This ruling is therefore as monumental in importance as it is unprecedented in law. Justice Julian massively expanded judicial power over parents by having the court assume the role of parens patriae (“government as parent”).
How did Justice Julian justify his taking over the role of a parent when there is a parent present? By arguing, the Law Journal reports, “that courts have not been reluctant to interfere with parental authority when the risk to a child is great, as he found it is here” (emphasis added).
There you have it. In what will surely be one of many candidates for Scariest Ruling of the Year, a judge will not allow a son to visit his mother if she smokes, despite the fact that the boy is perfectly healthy.

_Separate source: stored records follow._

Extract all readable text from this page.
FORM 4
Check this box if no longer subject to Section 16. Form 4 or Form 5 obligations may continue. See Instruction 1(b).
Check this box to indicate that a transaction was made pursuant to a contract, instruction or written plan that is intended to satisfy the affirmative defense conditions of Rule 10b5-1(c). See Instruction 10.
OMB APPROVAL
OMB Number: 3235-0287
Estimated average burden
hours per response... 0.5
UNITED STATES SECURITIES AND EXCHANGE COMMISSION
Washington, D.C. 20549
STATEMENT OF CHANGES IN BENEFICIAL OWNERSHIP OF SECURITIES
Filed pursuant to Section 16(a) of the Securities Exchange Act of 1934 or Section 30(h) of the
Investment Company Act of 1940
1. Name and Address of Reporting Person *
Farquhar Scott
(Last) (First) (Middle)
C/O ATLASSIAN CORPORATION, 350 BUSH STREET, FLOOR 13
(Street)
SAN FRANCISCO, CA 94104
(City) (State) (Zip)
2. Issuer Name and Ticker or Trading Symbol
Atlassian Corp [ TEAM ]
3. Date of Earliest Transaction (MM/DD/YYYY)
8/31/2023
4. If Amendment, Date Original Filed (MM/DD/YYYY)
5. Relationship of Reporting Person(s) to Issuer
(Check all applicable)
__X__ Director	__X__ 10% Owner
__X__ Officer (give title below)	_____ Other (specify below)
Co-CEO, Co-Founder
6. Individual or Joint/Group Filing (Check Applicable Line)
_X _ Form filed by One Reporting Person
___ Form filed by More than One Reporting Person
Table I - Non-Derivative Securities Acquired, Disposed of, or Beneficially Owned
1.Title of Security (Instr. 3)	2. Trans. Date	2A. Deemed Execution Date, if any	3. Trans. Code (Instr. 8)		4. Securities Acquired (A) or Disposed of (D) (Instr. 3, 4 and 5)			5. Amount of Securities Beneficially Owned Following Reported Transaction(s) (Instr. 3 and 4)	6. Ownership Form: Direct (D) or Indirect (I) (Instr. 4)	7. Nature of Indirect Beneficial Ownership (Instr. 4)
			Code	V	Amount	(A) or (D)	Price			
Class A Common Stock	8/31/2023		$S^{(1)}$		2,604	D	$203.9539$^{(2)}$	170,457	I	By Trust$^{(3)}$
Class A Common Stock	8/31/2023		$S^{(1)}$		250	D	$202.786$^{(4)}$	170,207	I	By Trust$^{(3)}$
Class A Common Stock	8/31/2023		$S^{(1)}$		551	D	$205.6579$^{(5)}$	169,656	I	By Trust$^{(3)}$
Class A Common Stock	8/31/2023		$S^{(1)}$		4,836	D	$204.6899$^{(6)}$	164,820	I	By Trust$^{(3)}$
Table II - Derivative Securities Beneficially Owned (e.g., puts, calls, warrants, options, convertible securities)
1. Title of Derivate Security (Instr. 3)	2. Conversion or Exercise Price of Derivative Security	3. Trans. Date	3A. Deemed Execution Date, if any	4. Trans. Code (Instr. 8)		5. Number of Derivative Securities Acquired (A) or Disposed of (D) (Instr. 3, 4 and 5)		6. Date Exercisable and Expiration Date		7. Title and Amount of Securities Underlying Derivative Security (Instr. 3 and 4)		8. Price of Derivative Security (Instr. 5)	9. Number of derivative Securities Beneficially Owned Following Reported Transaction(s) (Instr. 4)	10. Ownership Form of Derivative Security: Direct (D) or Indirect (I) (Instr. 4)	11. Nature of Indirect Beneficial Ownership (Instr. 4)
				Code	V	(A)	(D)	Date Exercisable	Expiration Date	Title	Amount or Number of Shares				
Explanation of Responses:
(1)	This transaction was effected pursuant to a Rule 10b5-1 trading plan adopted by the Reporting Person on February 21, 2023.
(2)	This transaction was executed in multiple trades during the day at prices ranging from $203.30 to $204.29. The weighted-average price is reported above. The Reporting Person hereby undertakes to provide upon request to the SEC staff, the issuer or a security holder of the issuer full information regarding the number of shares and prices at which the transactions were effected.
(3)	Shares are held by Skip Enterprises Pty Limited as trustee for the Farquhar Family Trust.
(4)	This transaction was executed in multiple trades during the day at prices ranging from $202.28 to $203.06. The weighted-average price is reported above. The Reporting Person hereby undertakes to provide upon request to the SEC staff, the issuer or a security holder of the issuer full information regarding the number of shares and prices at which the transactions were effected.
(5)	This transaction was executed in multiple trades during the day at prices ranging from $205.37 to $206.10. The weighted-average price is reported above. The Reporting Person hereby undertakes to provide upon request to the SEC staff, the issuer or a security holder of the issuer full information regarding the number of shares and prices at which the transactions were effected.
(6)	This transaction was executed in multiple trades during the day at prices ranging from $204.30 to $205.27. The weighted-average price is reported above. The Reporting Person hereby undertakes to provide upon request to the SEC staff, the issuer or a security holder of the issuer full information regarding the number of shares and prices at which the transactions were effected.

And it gets worse. The poor mother smokes only in the bathroom when her son visits. So unless you confuse secondhand smoke with nuclear fallout, the boy is obviously not adversely affected by any secondhand smoke. What, then, is this case really about? It is about using secondhand smoke as a weapon in a custody dispute. And it is about the consequences of the secondhand-smoke hysteria – a judge actually believes that secondhand smoke’s risk to a person’s health is so great that a child can be removed from a smoking parent’s home.
That a parent – in this case, the father – can use secondhand smoke as a means of depriving the other parent of custody rights should frighten even anti-smoking zealots. But, of course, it won’t frighten them. Anti-smoking zealots see no greater moral good than stopping people from smoking. Hence they will celebrate, not fear, this unprecedented governmental intrusion into family life and subversion of parental authority.
On the other hand, those Americans not prone to hysteria about secondhand smoke should be quaking because of this imperious ruling.
By this judge’s logic, courts may now judge as unfit any parent (not just one involved in a custody issue) simply on the basis of the health patterns he or she lives by. This may well mean, for example, that now that the government has declared obesity an even bigger killer than smoking, courts may assume the role of parens patriae if a parent serves desserts to an overweight child. If you think that is an absurd scenario, think again. There is no frontier that the combination of health hysteria, trial lawyers litigating for massive amounts of money and activist judges will not cross.
It’s a good thing the men who saved Western civilization – Winston Churchill and Franklin D. Roosevelt – lived before the current anti-smoking hysteria. The former constantly smoked cigars, and the latter chain-smoked cigarettes. They would have fared rather poorly in Justice Julian’s courtroom. On the other hand, the man who almost destroyed the West might have fared rather well. Adolph Hitler never touched tobacco and led the Nazi campaign against smoking – the most forceful ever waged. Until America’s today.
Whatever you think about smoking, weep for the mother who cannot smoke in her own bathroom, lest her son be forbidden from staying with her. In fact, weep for America.